Exotics have more trouble. They can be extremely reactive to changes in the environment, which can cause expansion and contraction as it adjusts to your home.
Higher quality manufacturers understand this, and take the necessary precautions. They know how to work with the product throughout production, and understand what it takes to install it inside your home.
Many exotic hardwood species retailers will recommend acclimating the planks for a much longer time period than with a domestic floor. Build that into your time schedule so you don’t have problems down the road.
Mistake #3 – Chemicals and toxic reactions
Do you have allergies? Do you react to certain reactors out in nature? While you might understand your reactions to common hardwood species, you may not have an understanding of how you’ll react to an exotic species. Some people can find certain species highly reactive and cause mild or even severe reactions to the chemicals and makeup of different materials.
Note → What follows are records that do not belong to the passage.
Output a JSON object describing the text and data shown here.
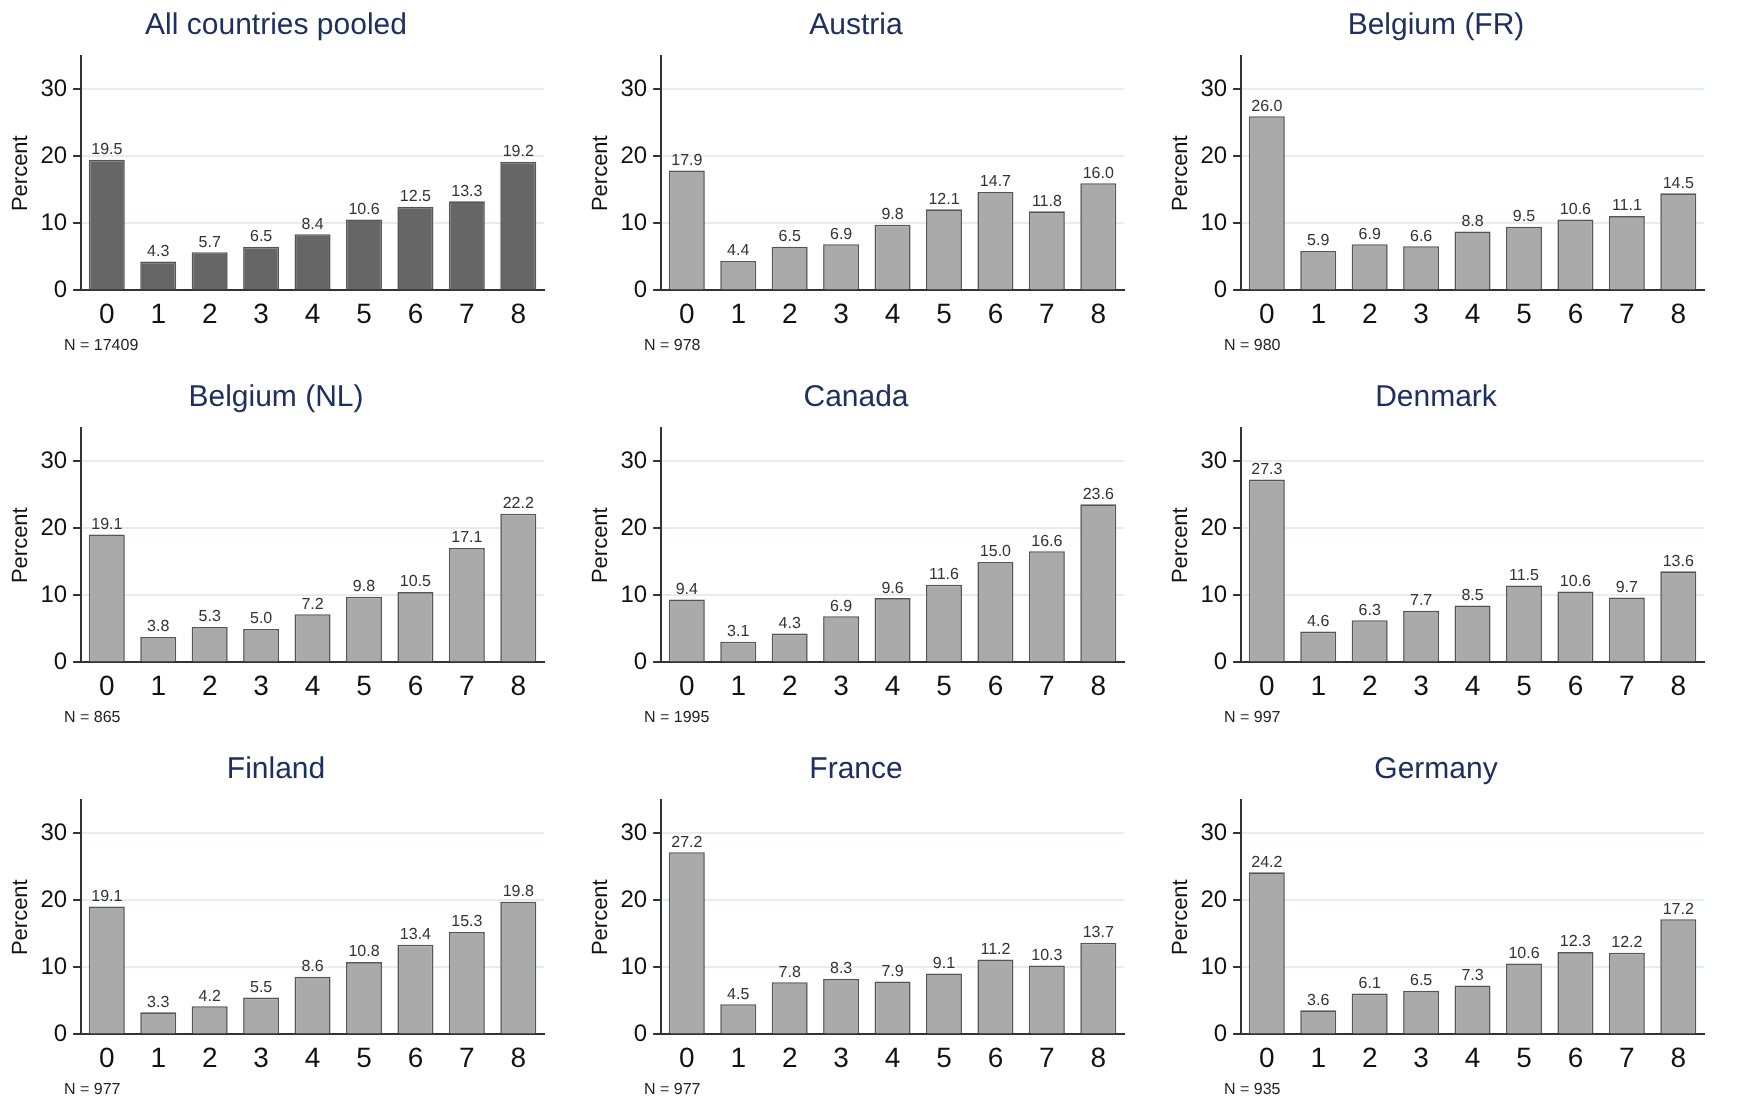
{
  "chart_data": [
    {
      "type": "bar",
      "title": "All countries pooled",
      "ylabel": "Percent",
      "categories": [
        "0",
        "1",
        "2",
        "3",
        "4",
        "5",
        "6",
        "7",
        "8"
      ],
      "values": [
        19.5,
        4.3,
        5.7,
        6.5,
        8.4,
        10.6,
        12.5,
        13.3,
        19.2
      ],
      "value_labels": [
        "19.5",
        "4.3",
        "5.7",
        "6.5",
        "8.4",
        "10.6",
        "12.5",
        "13.3",
        "19.2"
      ],
      "color": "#666666",
      "ylim": [
        0,
        35
      ],
      "yticks": [
        0,
        10,
        20,
        30
      ],
      "grid": "y",
      "annotations": [
        "N = 17409"
      ]
    },
    {
      "type": "bar",
      "title": "Austria",
      "ylabel": "Percent",
      "categories": [
        "0",
        "1",
        "2",
        "3",
        "4",
        "5",
        "6",
        "7",
        "8"
      ],
      "values": [
        17.9,
        4.4,
        6.5,
        6.9,
        9.8,
        12.1,
        14.7,
        11.8,
        16.0
      ],
      "value_labels": [
        "17.9",
        "4.4",
        "6.5",
        "6.9",
        "9.8",
        "12.1",
        "14.7",
        "11.8",
        "16.0"
      ],
      "color": "#aaaaaa",
      "ylim": [
        0,
        35
      ],
      "yticks": [
        0,
        10,
        20,
        30
      ],
      "grid": "y",
      "annotations": [
        "N = 978"
      ]
    },
    {
      "type": "bar",
      "title": "Belgium (FR)",
      "ylabel": "Percent",
      "categories": [
        "0",
        "1",
        "2",
        "3",
        "4",
        "5",
        "6",
        "7",
        "8"
      ],
      "values": [
        26.0,
        5.9,
        6.9,
        6.6,
        8.8,
        9.5,
        10.6,
        11.1,
        14.5
      ],
      "value_labels": [
        "26.0",
        "5.9",
        "6.9",
        "6.6",
        "8.8",
        "9.5",
        "10.6",
        "11.1",
        "14.5"
      ],
      "color": "#aaaaaa",
      "ylim": [
        0,
        35
      ],
      "yticks": [
        0,
        10,
        20,
        30
      ],
      "grid": "y",
      "annotations": [
        "N = 980"
      ]
    },
    {
      "type": "bar",
      "title": "Belgium (NL)",
      "ylabel": "Percent",
      "categories": [
        "0",
        "1",
        "2",
        "3",
        "4",
        "5",
        "6",
        "7",
        "8"
      ],
      "values": [
        19.1,
        3.8,
        5.3,
        5.0,
        7.2,
        9.8,
        10.5,
        17.1,
        22.2
      ],
      "value_labels": [
        "19.1",
        "3.8",
        "5.3",
        "5.0",
        "7.2",
        "9.8",
        "10.5",
        "17.1",
        "22.2"
      ],
      "color": "#aaaaaa",
      "ylim": [
        0,
        35
      ],
      "yticks": [
        0,
        10,
        20,
        30
      ],
      "grid": "y",
      "annotations": [
        "N = 865"
      ]
    },
    {
      "type": "bar",
      "title": "Canada",
      "ylabel": "Percent",
      "categories": [
        "0",
        "1",
        "2",
        "3",
        "4",
        "5",
        "6",
        "7",
        "8"
      ],
      "values": [
        9.4,
        3.1,
        4.3,
        6.9,
        9.6,
        11.6,
        15.0,
        16.6,
        23.6
      ],
      "value_labels": [
        "9.4",
        "3.1",
        "4.3",
        "6.9",
        "9.6",
        "11.6",
        "15.0",
        "16.6",
        "23.6"
      ],
      "color": "#aaaaaa",
      "ylim": [
        0,
        35
      ],
      "yticks": [
        0,
        10,
        20,
        30
      ],
      "grid": "y",
      "annotations": [
        "N = 1995"
      ]
    },
    {
      "type": "bar",
      "title": "Denmark",
      "ylabel": "Percent",
      "categories": [
        "0",
        "1",
        "2",
        "3",
        "4",
        "5",
        "6",
        "7",
        "8"
      ],
      "values": [
        27.3,
        4.6,
        6.3,
        7.7,
        8.5,
        11.5,
        10.6,
        9.7,
        13.6
      ],
      "value_labels": [
        "27.3",
        "4.6",
        "6.3",
        "7.7",
        "8.5",
        "11.5",
        "10.6",
        "9.7",
        "13.6"
      ],
      "color": "#aaaaaa",
      "ylim": [
        0,
        35
      ],
      "yticks": [
        0,
        10,
        20,
        30
      ],
      "grid": "y",
      "annotations": [
        "N = 997"
      ]
    },
    {
      "type": "bar",
      "title": "Finland",
      "ylabel": "Percent",
      "categories": [
        "0",
        "1",
        "2",
        "3",
        "4",
        "5",
        "6",
        "7",
        "8"
      ],
      "values": [
        19.1,
        3.3,
        4.2,
        5.5,
        8.6,
        10.8,
        13.4,
        15.3,
        19.8
      ],
      "value_labels": [
        "19.1",
        "3.3",
        "4.2",
        "5.5",
        "8.6",
        "10.8",
        "13.4",
        "15.3",
        "19.8"
      ],
      "color": "#aaaaaa",
      "ylim": [
        0,
        35
      ],
      "yticks": [
        0,
        10,
        20,
        30
      ],
      "grid": "y",
      "annotations": [
        "N = 977"
      ]
    },
    {
      "type": "bar",
      "title": "France",
      "ylabel": "Percent",
      "categories": [
        "0",
        "1",
        "2",
        "3",
        "4",
        "5",
        "6",
        "7",
        "8"
      ],
      "values": [
        27.2,
        4.5,
        7.8,
        8.3,
        7.9,
        9.1,
        11.2,
        10.3,
        13.7
      ],
      "value_labels": [
        "27.2",
        "4.5",
        "7.8",
        "8.3",
        "7.9",
        "9.1",
        "11.2",
        "10.3",
        "13.7"
      ],
      "color": "#aaaaaa",
      "ylim": [
        0,
        35
      ],
      "yticks": [
        0,
        10,
        20,
        30
      ],
      "grid": "y",
      "annotations": [
        "N = 977"
      ]
    },
    {
      "type": "bar",
      "title": "Germany",
      "ylabel": "Percent",
      "categories": [
        "0",
        "1",
        "2",
        "3",
        "4",
        "5",
        "6",
        "7",
        "8"
      ],
      "values": [
        24.2,
        3.6,
        6.1,
        6.5,
        7.3,
        10.6,
        12.3,
        12.2,
        17.2
      ],
      "value_labels": [
        "24.2",
        "3.6",
        "6.1",
        "6.5",
        "7.3",
        "10.6",
        "12.3",
        "12.2",
        "17.2"
      ],
      "color": "#aaaaaa",
      "ylim": [
        0,
        35
      ],
      "yticks": [
        0,
        10,
        20,
        30
      ],
      "grid": "y",
      "annotations": [
        "N = 935"
      ]
    }
  ]
}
Why? Certain species have different chemical makeup that can trigger different responses. Brazilian walnut and teak, for example, are known to occasionally cause a reaction. If you aren’t sure, it’s a good idea to apply a small amount of wood dust to your skin with a bandage for a day and see if you have a reaction.
Not all processing is the same. As you make your final selection, you can work with a sales associate to understand the entire production cycle, to ensure you or a family member won’t suffer a reaction.
Mistake #4 – Hardness
Many homeowners move to exotic species to install a harder floor. While a harder floor can be more durable, it also has the potential for installation problems.
Be sure you hire an installer who works with exotic hardwood regularly. Nailing can be more challenging to ensure the planks are set into place. With the hardest species, pre-drilling is often necessary to ensure a clean look and a tight fit.
It’s also something to remember when you refinish your flooring down the road. Exotics may need a finer grit when sanding it down. They may need a different finishing process to ensure a high quality look.
Do your due diligence throughout its life, and you’ll love your hardwood flooring for as long as they are in place.